EDITORIAL
Chile, 40 años después
Chile, 40 años después
Si de algo sirve recordar lo ocurrido en Chile hace 40 años, es para cerrar las puertas a cualquier posibilidad de reincidir en la tentación totalitaria
Hoy, 11 de septiembre, como todos los años, el pueblo chileno se enfrenta a sí mismo para conmemorar –recordar todos juntos– lo que ocurrió un día como hoy, en 1973, cuando un golpe militar encabezado por el Gral. Augusto Pinochet dio fin con el régimen democrático y constitucional de Salvador Allende e inauguró uno de los más cruentos regímenes militares de los muchos que han asolado nuestro continente a lo largo de la historia.
Que los chilenos conmemoren la fecha, en el verdadero sentido de recordar juntos, no quiere decir que lo hagan habiendo superado las muchas discrepancias que aún los separan. En efecto, pese a las cuatro décadas transcurridas, es fácil constatar que las heridas todavía no han terminado de cerrarse; todavía hay mucho dolor y resentimiento acumulado; todavía hay la sensación de que son muchas las cuentas pendientes con la justicia y la memoria.
Pese a ello, sin embargo, y ese no es un pequeño detalle, ninguna de las diferencias que hoy dividen a los chilenos es tan grande que no pueda ser contenida dentro los límites de un sistema democrático que, pese a sus limitaciones, es sin duda mucho mejor que cualquiera de los experimentados en aquellos años de tan triste memoria.
Para unos, el punto de referencia a partir del cual se puede comprobar la superioridad de la institucionalidad democrática felizmente hoy vigente es la certeza de que no existe ya el riesgo de que los límites impuestos por el Estado de Derecho, como los derechos a la propiedad, sean traspasados en nombre de la revolución socialista, lo que aún hoy es esgrimido como uno de los principales argumentos para legitimar los actos de los golpistas.

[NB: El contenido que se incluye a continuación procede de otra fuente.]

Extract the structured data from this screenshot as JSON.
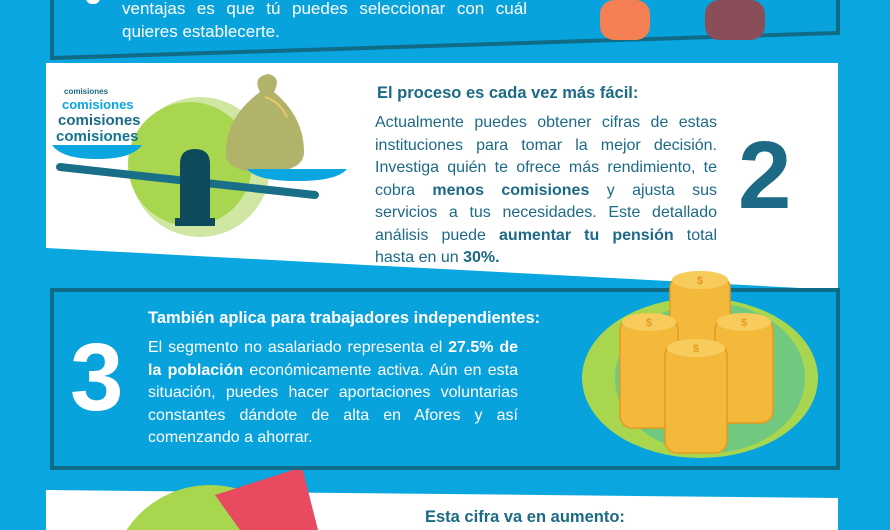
{
  "section1": {
    "body": "ventajas es que tú puedes seleccionar con cuál quieres establecerte."
  },
  "section2": {
    "number": "2",
    "heading": "El proceso es cada vez más fácil:",
    "body_1": "Actualmente puedes obtener cifras de estas instituciones para tomar la mejor decisión. Investiga quién te ofrece más rendimiento, te cobra ",
    "body_bold_1": "menos comisiones",
    "body_2": " y ajusta sus servicios a tus necesidades. Este detallado análisis puede ",
    "body_bold_2": "aumentar tu pensión",
    "body_3": " total hasta en un ",
    "body_bold_3": "30%.",
    "illustration_words": [
      "comisiones",
      "comisiones",
      "comisiones",
      "comisiones"
    ]
  },
  "section3": {
    "number": "3",
    "heading": "También aplica para trabajadores independientes:",
    "body_1": "El segmento no asalariado representa el ",
    "body_bold_1": "27.5% de la población",
    "body_2": " económicamente activa. Aún en esta situación, puedes hacer aportaciones voluntarias constantes dándote de alta en Afores y así comenzando a ahorrar.",
    "coin_symbol": "$"
  },
  "section4": {
    "heading": "Esta cifra va en aumento:"
  },
  "colors": {
    "background": "#0aa6e0",
    "panel_border": "#106b86",
    "text_teal": "#1c6a86",
    "green": "#a8d64f",
    "coin": "#f4b93a",
    "arrow": "#e84a5f"
  }
}
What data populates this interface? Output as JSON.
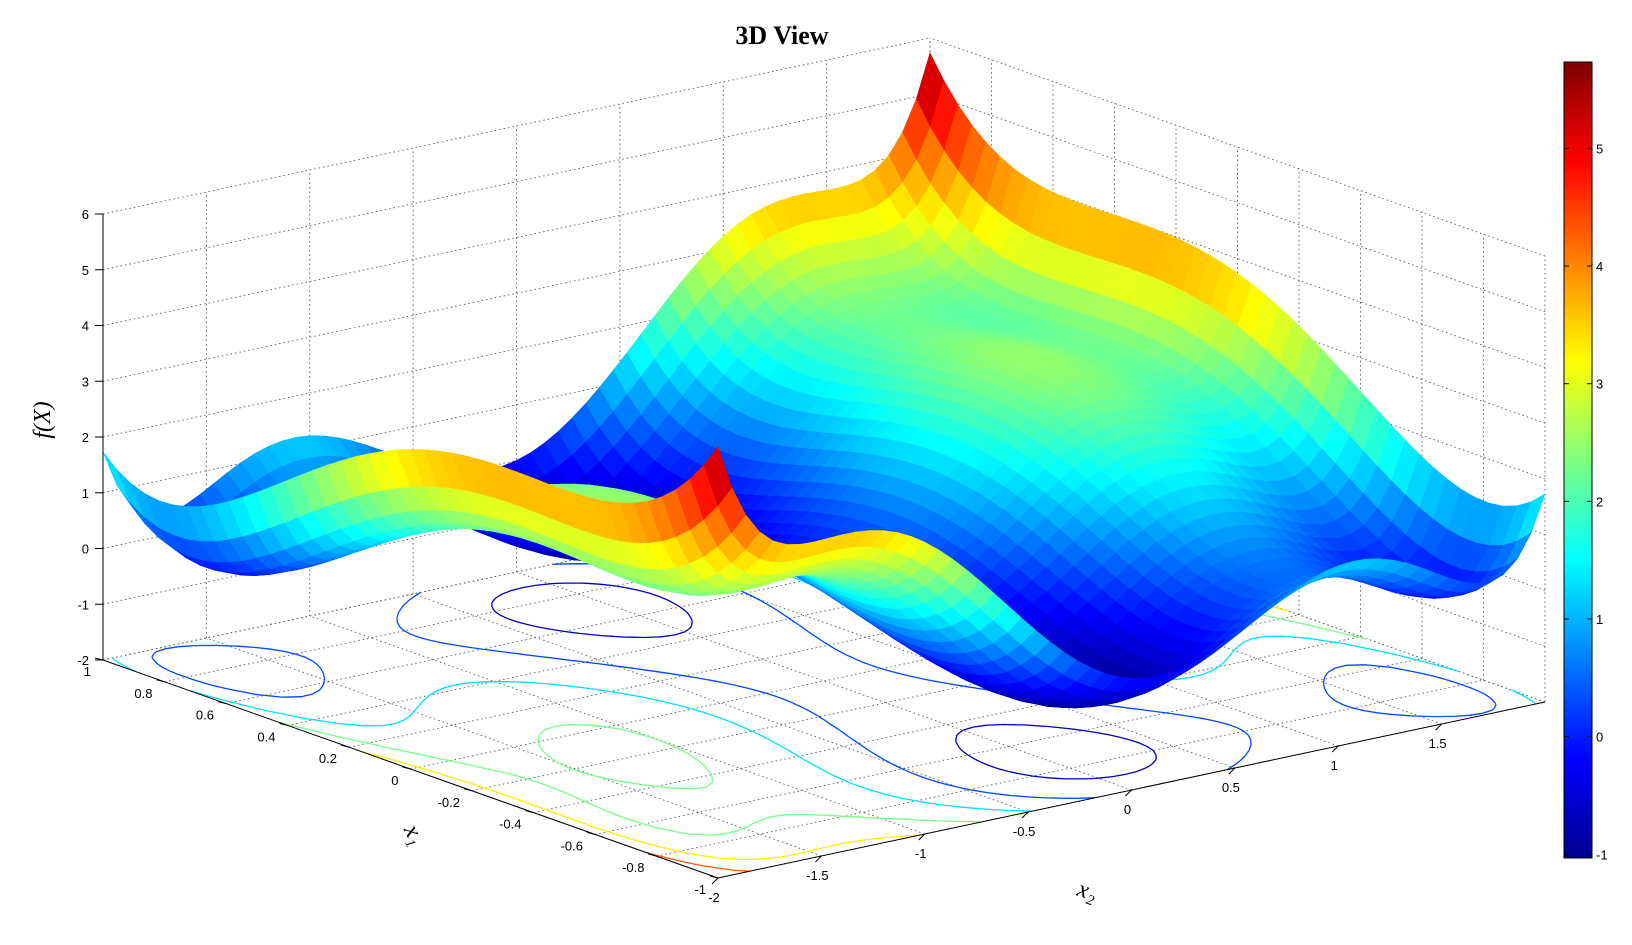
{
  "chart_data": {
    "type": "surface",
    "title": "3D View",
    "xlabel": "x₂",
    "ylabel": "x₁",
    "zlabel": "f(X)",
    "x2_range": [
      -2,
      2
    ],
    "x1_range": [
      -1,
      1
    ],
    "zlim": [
      -2,
      6
    ],
    "grid": "on",
    "colormap": "jet",
    "contour_projection": "floor",
    "x2_ticks": [
      "-2",
      "-1.5",
      "-1",
      "-0.5",
      "0",
      "0.5",
      "1",
      "1.5"
    ],
    "x1_ticks": [
      "-1",
      "-0.8",
      "-0.6",
      "-0.4",
      "-0.2",
      "0",
      "0.2",
      "0.4",
      "0.6",
      "0.8",
      "1"
    ],
    "z_ticks": [
      "-2",
      "-1",
      "0",
      "1",
      "2",
      "3",
      "4",
      "5",
      "6"
    ],
    "colorbar": {
      "range": [
        -1.031,
        5.734
      ],
      "tick_labels": [
        "-1",
        "0",
        "1",
        "2",
        "3",
        "4",
        "5"
      ],
      "colors": [
        "#00008f",
        "#0000ff",
        "#0080ff",
        "#00ffff",
        "#80ff80",
        "#ffff00",
        "#ff8000",
        "#ff0000",
        "#800000"
      ]
    },
    "function": "(4 - 2.1*x2^2 + x2^4/3)*x2^2 + x2*x1 + (-4 + 4*x1^2)*x1^2"
  }
}
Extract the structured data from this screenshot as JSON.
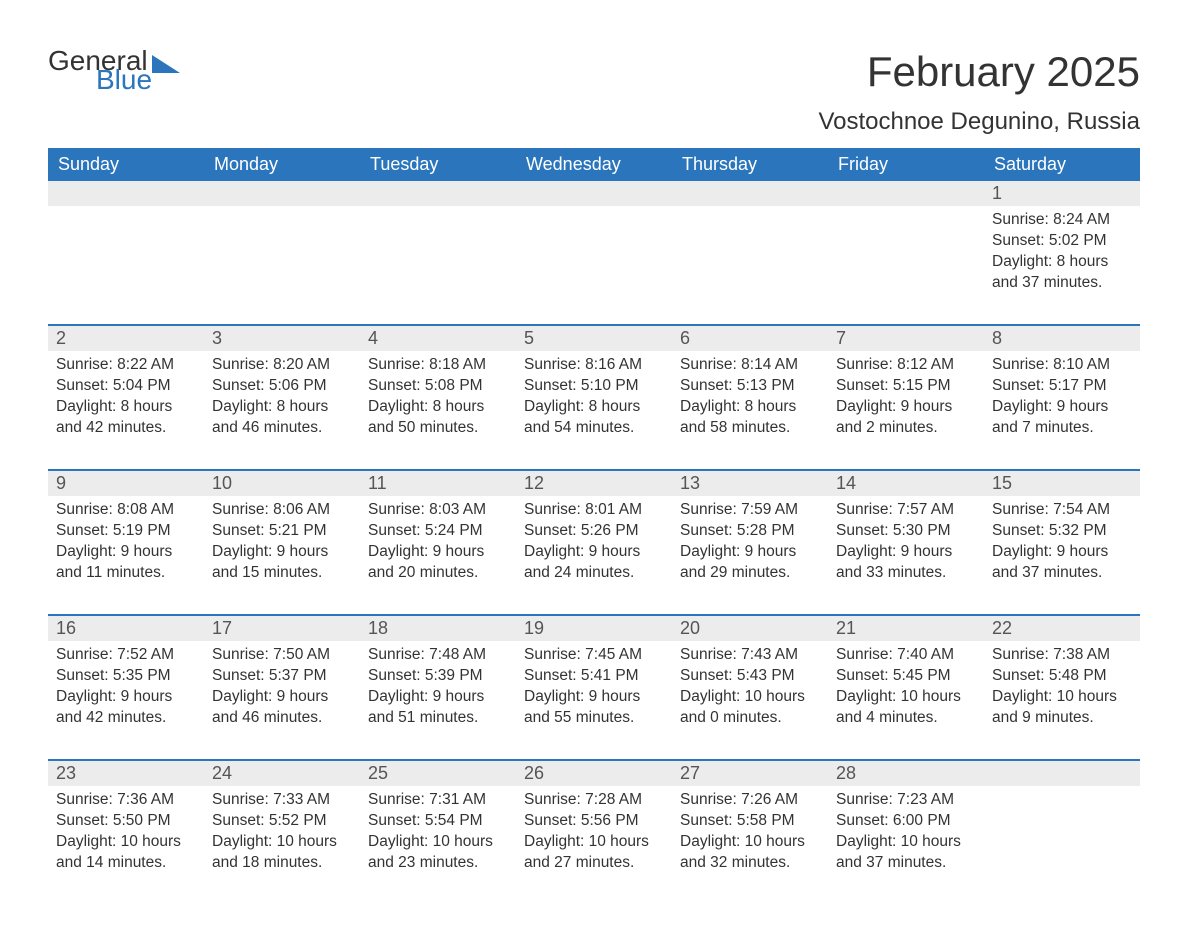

Pese a que el gobierno de Allende no se apartó de los límites constitucionales, el temor de que lo hiciera, dado el contexto impuesto por la “guerra fría” que en aquellos tiempos estaba en su etapa más candente, es aún hoy esgrimido como argumento justificador de la destrucción de la democracia.
Para otros, el parámetro con el que se deben comparar las cualidades y defectos de la democracia recuperada de manos de los militares es precisamente la serie de atrocidades cometidas por estos, en Chile como en otros países de la región, en nombre de la lucha contra el comunismo. El recuerdo de la manera sistemática como durante el régimen pinochetista se procedió a la violación de los derechos humanos, la existencia de centros de tortura y exterminio, entre muchas otras prácticas criminales, son suficiente motivo para que las nuevas generaciones sean conscientes de la necesidad de preservar el régimen democrático del que hoy gozan desechando cualquier tentación de volver al pasado.
Por eso, y más aún ahora, cuando en diferentes latitudes del mundo comienzan a asomar nuevamente proyectos políticos inspirados en diferentes versiones de la misma tentación totalitaria; cuando se oyen voces que se refieren con cierto desdén a los regímenes democráticos y respetuosos de límites constitucionales, vale la pena recordar que la historia que empezó a escribirse en Chile un día como hoy es en gran medida también nuestra propia historia. Razón suficiente para extraer de ella las lecciones necesarias destinadas a valorar mejor los derechos y libertades vigentes, y rechazar con todo vigor cualquier posibilidad de menoscabarlos.